Of course the writer needs to write what she/he means to see, but if you can't convey that in your panel descriptions without forcing camera angles on your artist you're not writing it properly. And like I said, if you have certain angles in mind because it pertains to the narrative, then by all means suggest them.

Again, if you've written a good script and your artist picks camera angles that do a disservice to the tone and narrative then you're not working with a good enough artist.

But don't hinder your good artist to deliver a better product because you think you've got a better visual sense of the narrative. The majority of writers don't.


:M:

Scribbly
08-20-2014, 06:19 AM
I'm not sure who's making the things difficult there. If it is the writer or the artist.

He don't like the script and find it morally reprehensible.
Why keep wondering? The moneys?
If it is so, swallow the script and get it done.

LukePierce
08-20-2014, 07:47 AM
Neither.

I've fired off the "No thanks" email, detailing the concerns, especially with the content. There's no substantial money involved either. There is a bunch of other stuff that I haven't actually mentioned (link to the ONE character, plus links to other websites).

The page rate is really low to make me think that this is practically a vanity project, as it will be web-based. However, I was attracted initially because I thought that it would be a bit of fun and, at the same time, decent experience. It's going to be neither and, to be honest, I do have some moral values (as well as having a job which requires me to be stain free).
For example, chloroform can be really funny in some circumstances, but when it's used as a plot device to get a character stripped naked and then depicted as being used as nothing more than an orifice for pleasure, well... you begin to see the problem.

LukePierce
08-20-2014, 07:58 AM
You don't go from script to a pencilled page. You go to thumbnails. That's where you streamline the vision. That's where revisions happen, and if your artist doesn't want to make changes to his/her choices there because she/he has made a less than good decision then they've completely misunderstood the purpose of thumbnails.

Of course the writer needs to write what she/he means to see, but if you can't convey that in your panel descriptions without forcing camera angles on your artist you're not writing it properly. And like I said, if you have certain angles in mind because it pertains to the narrative, then by all means suggest them.
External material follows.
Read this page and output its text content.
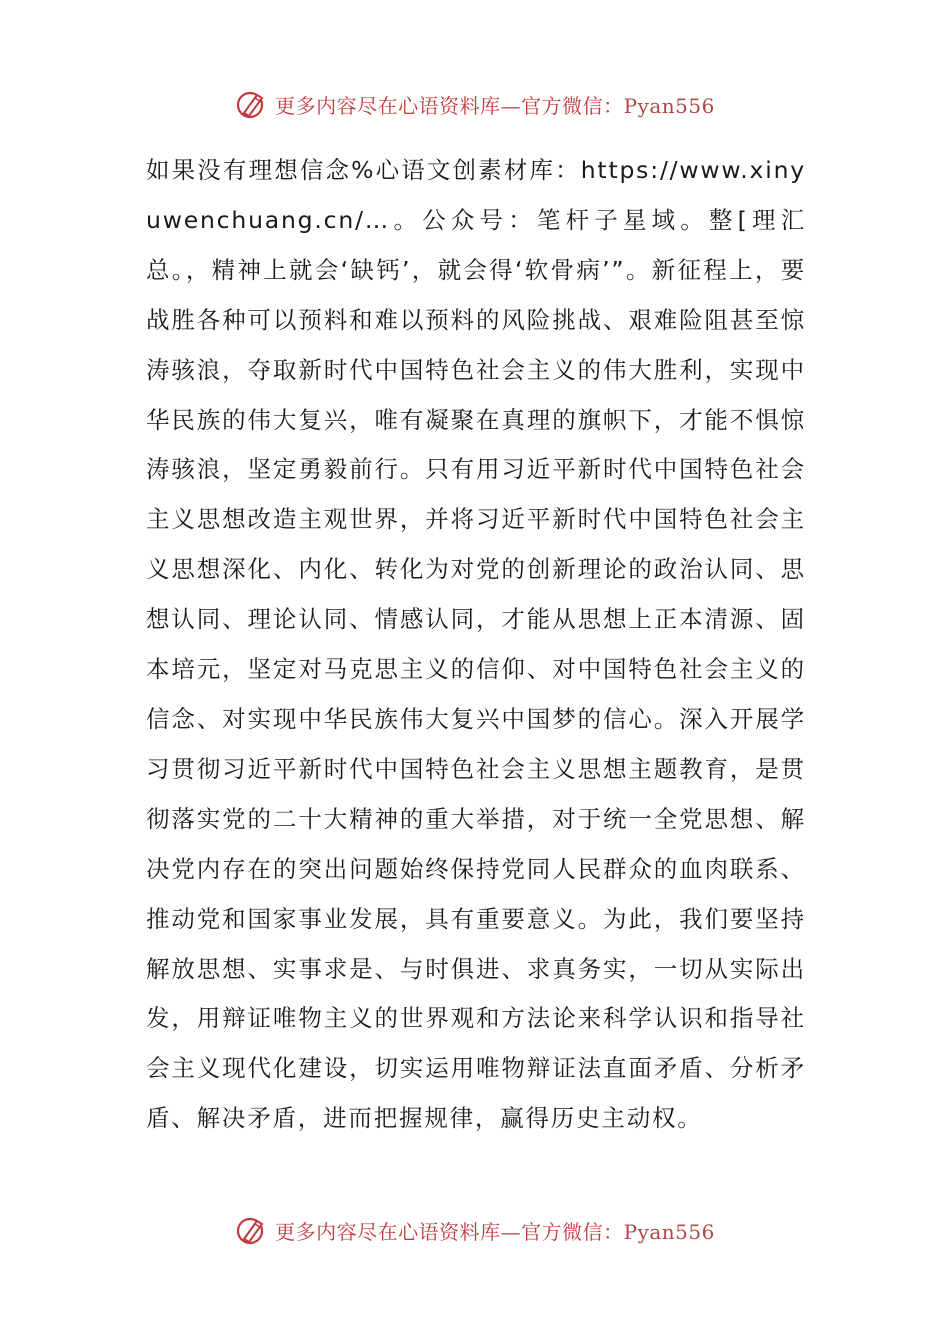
更多内容尽在心语资料库—官方微信：Pyan556

如果没有理想信念%心语文创素材库：https://www.xinyuwenchuang.cn/…。公众号：笔杆子星域。整[理汇总。，精神上就会‘缺钙’，就会得‘软骨病’”。新征程上，要战胜各种可以预料和难以预料的风险挑战、艰难险阻甚至惊涛骇浪，夺取新时代中国特色社会主义的伟大胜利，实现中华民族的伟大复兴，唯有凝聚在真理的旗帜下，才能不惧惊涛骇浪，坚定勇毅前行。只有用习近平新时代中国特色社会主义思想改造主观世界，并将习近平新时代中国特色社会主义思想深化、内化、转化为对党的创新理论的政治认同、思想认同、理论认同、情感认同，才能从思想上正本清源、固本培元，坚定对马克思主义的信仰、对中国特色社会主义的信念、对实现中华民族伟大复兴中国梦的信心。深入开展学习贯彻习近平新时代中国特色社会主义思想主题教育，是贯彻落实党的二十大精神的重大举措，对于统一全党思想、解决党内存在的突出问题始终保持党同人民群众的血肉联系、推动党和国家事业发展，具有重要意义。为此，我们要坚持解放思想、实事求是、与时俱进、求真务实，一切从实际出发，用辩证唯物主义的世界观和方法论来科学认识和指导社会主义现代化建设，切实运用唯物辩证法直面矛盾、分析矛盾、解决矛盾，进而把握规律，赢得历史主动权。

更多内容尽在心语资料库—官方微信：Pyan556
Again, if you've written a good script and your artist picks camera angles that do a disservice to the tone and narrative then you're not working with a good enough artist.
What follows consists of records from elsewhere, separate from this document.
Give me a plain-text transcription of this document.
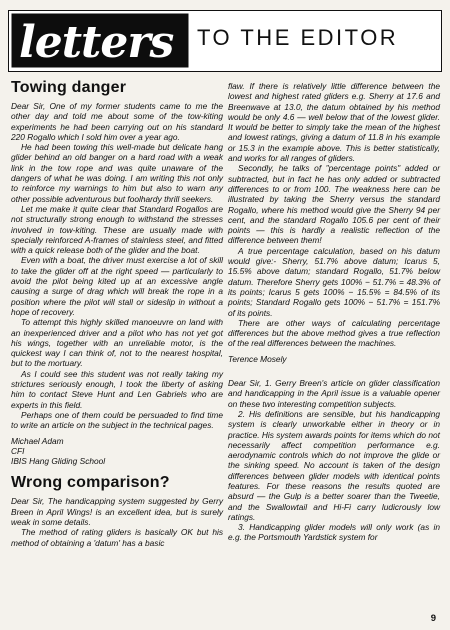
letters TO THE EDITOR
Towing danger

Dear Sir, One of my former students came to me the other day and told me about some of the tow-kiting experiments he had been carrying out on his standard 220 Rogallo which I sold him over a year ago.

He had been towing this well-made but delicate hang glider behind an old banger on a hard road with a weak link in the tow rope and was quite unaware of the dangers of what he was doing. I am writing this not only to reinforce my warnings to him but also to warn any other possible adventurous but foolhardy thrill seekers.

Let me make it quite clear that Standard Rogallos are not structurally strong enough to withstand the stresses involved in tow-kiting. These are usually made with specially reinforced A-frames of stainless steel, and fitted with a quick release both of the glider and the boat.

Even with a boat, the driver must exercise a lot of skill to take the glider off at the right speed — particularly to avoid the pilot being kited up at an excessive angle causing a surge of drag which will break the rope in a position where the pilot will stall or sideslip in without a hope of recovery.

To attempt this highly skilled manoeuvre on land with an inexperienced driver and a pilot who has not yet got his wings, together with an unreliable motor, is the quickest way I can think of, not to the nearest hospital, but to the mortuary.

As I could see this student was not really taking my strictures seriously enough, I took the liberty of asking him to contact Steve Hunt and Len Gabriels who are experts in this field.

Perhaps one of them could be persuaded to find time to write an article on the subject in the technical pages.

Michael Adam

CFI

IBIS Hang Gliding School

Wrong comparison?

Dear Sir, The handicapping system suggested by Gerry Breen in April Wings! is an excellent idea, but is surely weak in some details.

The method of rating gliders is basically OK but his method of obtaining a 'datum' has a basic

flaw. If there is relatively little difference between the lowest and highest rated gliders e.g. Sherry at 17.6 and Breenwave at 13.0, the datum obtained by his method would be only 4.6 — well below that of the lowest glider. It would be better to simply take the mean of the highest and lowest ratings, giving a datum of 11.8 in his example or 15.3 in the example above. This is better statistically, and works for all ranges of gliders.

Secondly, he talks of "percentage points" added or subtracted, but in fact he has only added or subtracted differences to or from 100. The weakness here can be illustrated by taking the Sherry versus the standard Rogallo, where his method would give the Sherry 94 per cent, and the standard Rogallo 105.6 per cent of their points — this is hardly a realistic reflection of the difference between them!

A true percentage calculation, based on his datum would give:- Sherry, 51.7% above datum; Icarus 5, 15.5% above datum; standard Rogallo, 51.7% below datum. Therefore Sherry gets 100% − 51.7% = 48.3% of its points; Icarus 5 gets 100% − 15.5% = 84.5% of its points; Standard Rogallo gets 100% − 51.7% = 151.7% of its points.

There are other ways of calculating percentage differences but the above method gives a true reflection of the real differences between the machines.

Terence Mosely

Dear Sir, 1. Gerry Breen's article on glider classification and handicapping in the April issue is a valuable opener on these two interesting competition subjects.

2. His definitions are sensible, but his handicapping system is clearly unworkable either in theory or in practice. His system awards points for items which do not necessarily affect competition performance e.g. aerodynamic controls which do not improve the glide or the sinking speed. No account is taken of the design differences between glider models with identical points features. For these reasons the results quoted are absurd — the Gulp is a better soarer than the Tweetie, and the Swallowtail and Hi-Fi carry ludicrously low ratings.

3. Handicapping glider models will only work (as in e.g. the Portsmouth Yardstick system for

9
But don't hinder your good artist to deliver a better product because you think you've got a better visual sense of the narrative. The majority of writers don't.


:M:

I'm sorry, with your insistence on correcting at every turn, you missed the really pertinent point in the very first post:

Okay, so the context here is that there is a set of test pages to draw.

This is why I pulled up as much as I did, because it's not so easy to judge the best candidate. Otherwise, in any other instance, your points would be valid. Now, agree to disagree, yes?